The combination of being both friends and rivals is what the Dragon Ladies say has driven them all to such a remarkably high level; spurring each other on with their success and yet, at the same time, supporting each other too.
“I think all the friends of the ’88 girls have practiced harder than the previous generations. I’m really happy for that. We’ve tried our hardest and done our best to get better. It’s been important having those friends, because all the travelling is lonely and you need a lot of people around you to travel together and eat together and spend time together,” says Song-Hee, who, in sharp contrast to Shin’s outgoing demeanour, stands out for two reasons. Firstly, she’s remarkably shy around relative strangers and secondly, unlike the other Dragon Ladies and most of Se-Ri’s kids, she hasn’t won on the LPGA yet.
For that reason, with the exception of a fully-fit Ji Young Oh, Song-Hee might be the one with the most potential to rise further up the world rankings. She’s steadily increased the number of top 10 finishes each year, from eight in 2008 to 12 in 2009 and 16 last year, including no missed cuts, two second-places and three ‘bronze medals’. That 2010 success rate equates to almost 70 per cent. How good that is can be understood by considering the fact that Jiyai’s conversion rate of top 10 finishes in 2009 tournaments, when she came within one shot of winning every single award for the LPGA season, was 48 per cent.
“I wanted to become more consistent. That was my target. Not just at golf, but in everyday life,” Song-Hee explains.
“In my rookie year I wanted to so much, I wanted it too badly. I had too many things in my mind and it became a challenge for me. Now I know what I need and it’s helping me be more consistent. I’m going to keep to that strategy and keep it simple, but eventually I’m going to win… soon.”
While Song-Hee might still have scope to surprise the golf world, there’s no doubt among the Dragon Ladies who the biggest surprise has been.

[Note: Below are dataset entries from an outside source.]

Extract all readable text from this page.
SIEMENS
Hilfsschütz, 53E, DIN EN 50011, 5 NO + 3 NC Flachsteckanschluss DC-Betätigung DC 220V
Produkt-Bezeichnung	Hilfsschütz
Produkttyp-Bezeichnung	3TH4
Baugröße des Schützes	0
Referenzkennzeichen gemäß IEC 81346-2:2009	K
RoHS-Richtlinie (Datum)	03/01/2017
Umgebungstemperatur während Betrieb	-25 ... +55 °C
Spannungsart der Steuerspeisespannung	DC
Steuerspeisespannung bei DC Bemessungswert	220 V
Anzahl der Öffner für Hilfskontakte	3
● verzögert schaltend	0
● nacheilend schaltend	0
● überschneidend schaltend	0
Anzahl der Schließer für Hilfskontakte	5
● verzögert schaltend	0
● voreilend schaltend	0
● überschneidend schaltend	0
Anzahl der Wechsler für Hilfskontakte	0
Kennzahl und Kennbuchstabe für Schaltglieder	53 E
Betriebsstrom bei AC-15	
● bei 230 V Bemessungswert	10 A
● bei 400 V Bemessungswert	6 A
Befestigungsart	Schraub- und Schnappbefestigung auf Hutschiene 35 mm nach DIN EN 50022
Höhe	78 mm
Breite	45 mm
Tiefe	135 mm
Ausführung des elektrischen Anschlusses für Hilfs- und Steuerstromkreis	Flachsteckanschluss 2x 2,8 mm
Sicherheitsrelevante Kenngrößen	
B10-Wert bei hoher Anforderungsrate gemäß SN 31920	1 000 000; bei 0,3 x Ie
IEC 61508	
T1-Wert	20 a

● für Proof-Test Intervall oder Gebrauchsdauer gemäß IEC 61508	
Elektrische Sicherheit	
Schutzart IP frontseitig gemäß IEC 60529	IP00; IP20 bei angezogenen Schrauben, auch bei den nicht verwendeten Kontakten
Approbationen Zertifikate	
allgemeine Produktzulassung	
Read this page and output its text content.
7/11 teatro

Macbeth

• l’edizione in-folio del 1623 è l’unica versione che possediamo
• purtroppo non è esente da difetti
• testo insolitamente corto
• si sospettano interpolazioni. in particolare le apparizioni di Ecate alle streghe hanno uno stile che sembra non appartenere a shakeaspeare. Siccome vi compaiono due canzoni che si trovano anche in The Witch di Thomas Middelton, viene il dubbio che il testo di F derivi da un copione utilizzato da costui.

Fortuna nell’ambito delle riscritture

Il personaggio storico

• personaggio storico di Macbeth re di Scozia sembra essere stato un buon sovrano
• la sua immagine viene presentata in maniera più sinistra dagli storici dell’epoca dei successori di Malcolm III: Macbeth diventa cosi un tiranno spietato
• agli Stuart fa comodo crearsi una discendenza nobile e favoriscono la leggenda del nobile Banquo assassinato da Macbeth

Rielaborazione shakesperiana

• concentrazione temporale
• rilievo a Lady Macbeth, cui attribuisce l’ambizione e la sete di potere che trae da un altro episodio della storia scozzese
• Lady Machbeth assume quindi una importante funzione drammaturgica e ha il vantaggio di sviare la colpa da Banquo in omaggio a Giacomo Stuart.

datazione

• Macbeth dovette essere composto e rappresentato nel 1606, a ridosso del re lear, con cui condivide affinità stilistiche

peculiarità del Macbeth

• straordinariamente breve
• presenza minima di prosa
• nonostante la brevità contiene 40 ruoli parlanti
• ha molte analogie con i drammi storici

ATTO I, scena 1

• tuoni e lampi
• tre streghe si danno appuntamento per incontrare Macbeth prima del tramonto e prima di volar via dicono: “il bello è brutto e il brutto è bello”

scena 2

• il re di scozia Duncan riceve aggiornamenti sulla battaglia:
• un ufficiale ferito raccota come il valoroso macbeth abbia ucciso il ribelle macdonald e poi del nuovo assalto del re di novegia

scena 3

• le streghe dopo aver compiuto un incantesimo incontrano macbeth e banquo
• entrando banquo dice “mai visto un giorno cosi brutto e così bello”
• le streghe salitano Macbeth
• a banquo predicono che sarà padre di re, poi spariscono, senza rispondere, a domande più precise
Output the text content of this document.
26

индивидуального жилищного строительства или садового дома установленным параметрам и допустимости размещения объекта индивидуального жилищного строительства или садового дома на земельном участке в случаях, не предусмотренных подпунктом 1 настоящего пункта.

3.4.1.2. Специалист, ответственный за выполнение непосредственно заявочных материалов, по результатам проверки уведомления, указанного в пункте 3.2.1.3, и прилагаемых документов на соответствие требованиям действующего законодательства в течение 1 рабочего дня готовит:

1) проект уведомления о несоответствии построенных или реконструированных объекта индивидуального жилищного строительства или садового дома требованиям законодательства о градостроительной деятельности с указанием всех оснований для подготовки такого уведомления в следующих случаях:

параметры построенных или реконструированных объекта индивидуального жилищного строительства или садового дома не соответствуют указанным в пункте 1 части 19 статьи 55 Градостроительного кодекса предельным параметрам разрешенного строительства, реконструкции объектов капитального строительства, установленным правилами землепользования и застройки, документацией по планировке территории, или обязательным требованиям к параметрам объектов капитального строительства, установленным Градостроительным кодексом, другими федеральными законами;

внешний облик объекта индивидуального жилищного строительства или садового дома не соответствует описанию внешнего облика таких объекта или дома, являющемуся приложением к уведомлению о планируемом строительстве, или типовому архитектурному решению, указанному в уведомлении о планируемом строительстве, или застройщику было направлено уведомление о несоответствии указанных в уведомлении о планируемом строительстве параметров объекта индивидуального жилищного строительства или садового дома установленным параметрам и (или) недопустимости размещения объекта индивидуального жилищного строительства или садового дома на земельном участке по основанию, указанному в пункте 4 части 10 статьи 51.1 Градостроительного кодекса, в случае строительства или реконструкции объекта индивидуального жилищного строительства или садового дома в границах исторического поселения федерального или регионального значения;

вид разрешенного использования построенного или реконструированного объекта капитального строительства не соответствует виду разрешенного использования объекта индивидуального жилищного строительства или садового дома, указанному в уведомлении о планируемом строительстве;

“Me! Myself!” exclaims Jiyai, who lagged behind the others, particularly IK Kim, when the girls were around 13 years old, only to discover the mental strength needed to win after her mother was tragically killed in a car crash in 2003.
“When we were young, I wasn’t really that good and suddenly I changed and I played really well on the KLPGA and LPGA Tours, so I’ve surprised myself. The other girls; they were all really good playing as juniors. I was a little bit on the outside, a little bit, growing up,” says Jiyai, who is cutting a more glamorous figure this year since laser surgery allowed her to shed her trademark thick glasses.
In the golfing sense, Jiyai was the ugly duckling that turned into a beautiful swan. She thinks about it briefly: “The ugly duckling? I think so… I was not THAT ugly though!”